Practically speaking, this means the government must carefully scrutinize each and every regulatory process and determine what it can rely on and what else it needs to do to discharge its duty-to-consult obligations.

If, for example, the NEB is already holding an evidentiary hearing into the environmental impact of a proposed project on fish stocks, then the Crown need not conduct a separate evidentiary hearing into the same issue. It can rely on that part of the NEB process. [Relying on an industry controlled, corrupt regulator and process is not fulfilling the Crown’s duty] But consultation and accommodation may require more than an evidentiary hearing, particularly where the potential impact on Indigenous peoples’ rights is severe. Consultation may require negotiation on a nation-to-nation level. It may require that Indigenous groups be afforded not only the right to participate in the process but also a say in the design of the process. Tribunals such as the NEB can assist the Crown in discharging certain parts of consultation. [The SCC set a dreadfully slippery dance that prefers industry] Other aspects will require direct engagement from the Crown.

Finally, and perhaps most importantly, we must appreciate the limits of a court ruling – even a ruling from the highest court in the land. Courts do not tell governments what they ought to do as a matter of best practice and policy. The Constitution operates as a floor – not as a ceiling – and courts will intervene if government conduct falls below the minimum threshold that the Constitution requires. That is what happened in the Clyde River case.

But Canada should not be satisfied with doing the bare minimum. Canada should strive to be better. You don’t achieve reconciliation by doing the bare minimum. This may be what the Supreme Court meant when it said that “[t]rue reconciliation is rarely, if ever, achieved in courtrooms.”

[When has Canada or any province done “better” than the lowest of bare minimums for ordinary people when it comes to impacts and lies by the oil and gas industry? Canada serves rape and pillage, as do Canada’s courts and regulators.]

Reconciliation will require respecting international law and Canada’s international commitments. Prime Minister Justin Trudeau should finally put his money where his mouth is and introduce legislation to implement the United Nations Declaration on the Rights of Indigenous Peoples, including the doctrine of free, prior and informed consent. Consent is not a “veto.” It is an acknowledgment that for Indigenous peoples’ rights to be meaningful, they must entail corollary obligations on government. Consent will not be required in every case, but where the impact on Indigenous rights is substantial, nothing short of consent will respect those rights or achieve reconciliation.

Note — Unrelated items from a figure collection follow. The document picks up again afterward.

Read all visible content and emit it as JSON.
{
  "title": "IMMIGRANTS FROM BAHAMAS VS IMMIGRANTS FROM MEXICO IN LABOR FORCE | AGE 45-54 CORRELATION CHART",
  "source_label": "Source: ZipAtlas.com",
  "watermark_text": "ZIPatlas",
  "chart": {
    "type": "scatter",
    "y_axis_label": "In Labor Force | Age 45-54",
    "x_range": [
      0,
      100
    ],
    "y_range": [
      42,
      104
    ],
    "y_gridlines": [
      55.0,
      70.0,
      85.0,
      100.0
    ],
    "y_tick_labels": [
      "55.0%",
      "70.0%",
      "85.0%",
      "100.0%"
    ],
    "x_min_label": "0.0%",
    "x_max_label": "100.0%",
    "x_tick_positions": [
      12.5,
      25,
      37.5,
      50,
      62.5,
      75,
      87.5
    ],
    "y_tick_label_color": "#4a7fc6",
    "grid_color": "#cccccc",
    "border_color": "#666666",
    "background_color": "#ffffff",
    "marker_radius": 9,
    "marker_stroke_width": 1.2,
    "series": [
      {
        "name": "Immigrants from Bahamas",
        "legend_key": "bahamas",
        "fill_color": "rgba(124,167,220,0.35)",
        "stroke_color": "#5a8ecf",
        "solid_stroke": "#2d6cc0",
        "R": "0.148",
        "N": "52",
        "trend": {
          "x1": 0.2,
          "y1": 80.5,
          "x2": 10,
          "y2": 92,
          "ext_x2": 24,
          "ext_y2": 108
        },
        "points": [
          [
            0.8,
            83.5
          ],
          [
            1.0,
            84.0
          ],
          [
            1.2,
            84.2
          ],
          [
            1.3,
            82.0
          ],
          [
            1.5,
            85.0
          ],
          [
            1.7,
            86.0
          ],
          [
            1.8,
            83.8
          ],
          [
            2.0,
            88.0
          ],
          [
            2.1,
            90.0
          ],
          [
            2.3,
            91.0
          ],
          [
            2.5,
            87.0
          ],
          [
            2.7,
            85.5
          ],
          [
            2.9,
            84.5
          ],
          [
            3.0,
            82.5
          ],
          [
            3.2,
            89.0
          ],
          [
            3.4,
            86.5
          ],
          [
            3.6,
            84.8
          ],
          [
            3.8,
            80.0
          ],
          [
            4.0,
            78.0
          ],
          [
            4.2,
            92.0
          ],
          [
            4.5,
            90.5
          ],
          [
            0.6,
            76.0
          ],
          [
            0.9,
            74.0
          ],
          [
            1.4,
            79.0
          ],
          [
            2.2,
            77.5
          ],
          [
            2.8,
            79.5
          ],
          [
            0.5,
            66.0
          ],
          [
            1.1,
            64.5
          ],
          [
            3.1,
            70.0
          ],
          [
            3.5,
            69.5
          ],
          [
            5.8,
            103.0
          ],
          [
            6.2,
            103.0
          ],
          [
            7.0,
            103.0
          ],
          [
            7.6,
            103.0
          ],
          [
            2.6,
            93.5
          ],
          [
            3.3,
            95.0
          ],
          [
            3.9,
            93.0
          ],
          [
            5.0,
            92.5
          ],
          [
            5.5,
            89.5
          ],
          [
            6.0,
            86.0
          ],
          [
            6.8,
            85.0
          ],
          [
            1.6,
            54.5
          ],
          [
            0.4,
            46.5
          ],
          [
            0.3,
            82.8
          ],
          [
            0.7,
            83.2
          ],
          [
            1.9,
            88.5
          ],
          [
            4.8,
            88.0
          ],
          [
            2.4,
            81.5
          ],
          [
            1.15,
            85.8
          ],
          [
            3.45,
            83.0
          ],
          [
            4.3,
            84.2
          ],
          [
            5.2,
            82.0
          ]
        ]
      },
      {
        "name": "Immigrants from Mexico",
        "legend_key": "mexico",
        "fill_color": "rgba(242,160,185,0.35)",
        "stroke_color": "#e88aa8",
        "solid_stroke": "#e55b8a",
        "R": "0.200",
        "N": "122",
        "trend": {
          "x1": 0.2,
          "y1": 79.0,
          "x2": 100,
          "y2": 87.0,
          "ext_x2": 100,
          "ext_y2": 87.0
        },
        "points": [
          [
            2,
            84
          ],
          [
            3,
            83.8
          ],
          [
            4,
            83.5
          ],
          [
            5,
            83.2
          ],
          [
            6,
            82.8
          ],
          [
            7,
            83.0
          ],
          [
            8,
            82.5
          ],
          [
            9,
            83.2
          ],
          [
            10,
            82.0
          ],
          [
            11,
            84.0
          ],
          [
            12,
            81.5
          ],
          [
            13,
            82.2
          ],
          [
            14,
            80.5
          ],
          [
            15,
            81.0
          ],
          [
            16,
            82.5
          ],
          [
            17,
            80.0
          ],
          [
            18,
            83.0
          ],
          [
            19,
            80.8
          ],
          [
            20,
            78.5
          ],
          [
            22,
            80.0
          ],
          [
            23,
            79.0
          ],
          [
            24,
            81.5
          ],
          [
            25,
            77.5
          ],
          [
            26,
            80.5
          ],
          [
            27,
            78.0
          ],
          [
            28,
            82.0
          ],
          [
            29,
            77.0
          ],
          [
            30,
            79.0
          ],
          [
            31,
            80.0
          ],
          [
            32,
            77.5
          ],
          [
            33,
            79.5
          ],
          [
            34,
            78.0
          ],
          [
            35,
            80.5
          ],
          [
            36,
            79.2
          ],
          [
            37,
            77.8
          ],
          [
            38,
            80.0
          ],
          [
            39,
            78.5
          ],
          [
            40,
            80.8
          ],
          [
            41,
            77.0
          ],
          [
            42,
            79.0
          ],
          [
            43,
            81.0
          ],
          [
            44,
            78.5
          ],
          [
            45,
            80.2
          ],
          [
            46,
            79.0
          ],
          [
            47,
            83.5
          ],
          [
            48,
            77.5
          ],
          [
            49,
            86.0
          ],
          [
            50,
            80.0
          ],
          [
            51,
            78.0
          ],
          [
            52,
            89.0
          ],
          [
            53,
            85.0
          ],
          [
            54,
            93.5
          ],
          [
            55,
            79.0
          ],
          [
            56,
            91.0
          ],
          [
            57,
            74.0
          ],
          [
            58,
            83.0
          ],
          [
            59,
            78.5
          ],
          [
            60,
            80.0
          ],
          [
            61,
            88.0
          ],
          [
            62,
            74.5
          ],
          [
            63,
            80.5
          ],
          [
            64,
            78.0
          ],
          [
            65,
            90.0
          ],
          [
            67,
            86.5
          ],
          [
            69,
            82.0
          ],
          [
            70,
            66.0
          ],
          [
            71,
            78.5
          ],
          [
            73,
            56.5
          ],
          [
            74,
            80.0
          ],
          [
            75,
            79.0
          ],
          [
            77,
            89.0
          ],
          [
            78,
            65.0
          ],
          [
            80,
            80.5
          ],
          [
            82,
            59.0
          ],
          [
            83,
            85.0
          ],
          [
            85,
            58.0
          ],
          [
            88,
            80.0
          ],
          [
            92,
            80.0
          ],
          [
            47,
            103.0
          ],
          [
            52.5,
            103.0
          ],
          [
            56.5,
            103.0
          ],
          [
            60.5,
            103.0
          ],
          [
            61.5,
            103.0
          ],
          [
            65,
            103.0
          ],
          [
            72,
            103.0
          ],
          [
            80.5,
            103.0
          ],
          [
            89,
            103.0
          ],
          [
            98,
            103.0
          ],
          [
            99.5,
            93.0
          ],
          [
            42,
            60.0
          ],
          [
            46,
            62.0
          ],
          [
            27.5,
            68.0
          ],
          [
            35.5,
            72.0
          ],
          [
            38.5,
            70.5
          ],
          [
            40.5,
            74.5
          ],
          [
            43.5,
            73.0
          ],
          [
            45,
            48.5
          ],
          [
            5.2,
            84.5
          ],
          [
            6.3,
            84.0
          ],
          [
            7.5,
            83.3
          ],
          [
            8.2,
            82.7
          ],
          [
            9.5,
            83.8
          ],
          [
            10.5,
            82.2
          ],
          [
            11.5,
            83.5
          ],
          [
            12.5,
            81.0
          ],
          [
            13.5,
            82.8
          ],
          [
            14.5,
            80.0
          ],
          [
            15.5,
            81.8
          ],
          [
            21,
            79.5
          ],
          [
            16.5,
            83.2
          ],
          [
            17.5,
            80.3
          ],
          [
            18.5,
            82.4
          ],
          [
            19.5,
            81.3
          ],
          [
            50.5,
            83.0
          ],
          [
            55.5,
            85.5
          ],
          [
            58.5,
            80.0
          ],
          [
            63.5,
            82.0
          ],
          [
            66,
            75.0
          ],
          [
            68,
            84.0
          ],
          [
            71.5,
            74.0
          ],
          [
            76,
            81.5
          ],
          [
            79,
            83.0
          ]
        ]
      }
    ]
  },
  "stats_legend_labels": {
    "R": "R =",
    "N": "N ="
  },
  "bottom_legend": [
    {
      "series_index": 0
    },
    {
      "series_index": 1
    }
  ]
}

The Trudeau government can choose to treat these Supreme Court decisions as a blueprint for helping industry through the regulatory process. [Wanna bet that’s what Trudeau and all future governments choose?] Or it can embrace the spirit of these decisions, which urge the government to pursue a path of reconciliation with Canada’s Indigenous peoples. [HA! As if that will ever happen in Canada with CAPP, NEB, oil and gas companies and AER ruling all roosts] We stand at a fork in the road of Canadian history. Let’s take the path of reconciliation. For real this time. [Emphasis added]

From the comments:

HabFan410
2 hours ago
Congratulations to the author and representative for the people at Clyde River on his successful argument in that case before the SCC. But your reach has over-extended your grasp in suggesting that, where the letter of the law does not provide a veto, then the spirit of “reconciliation” must grant it. I call BS. The SCC’s decision favouring the Line 9 pipeline proposal confirms there are limits to the consultation process which negate any assumed veto rights.
… Let’s not start muddying the waters the very next day with exaggerated interpretations about SCC decisions being “floors, not ceilings” and assumptions that veto power actually exists when it doesn’t.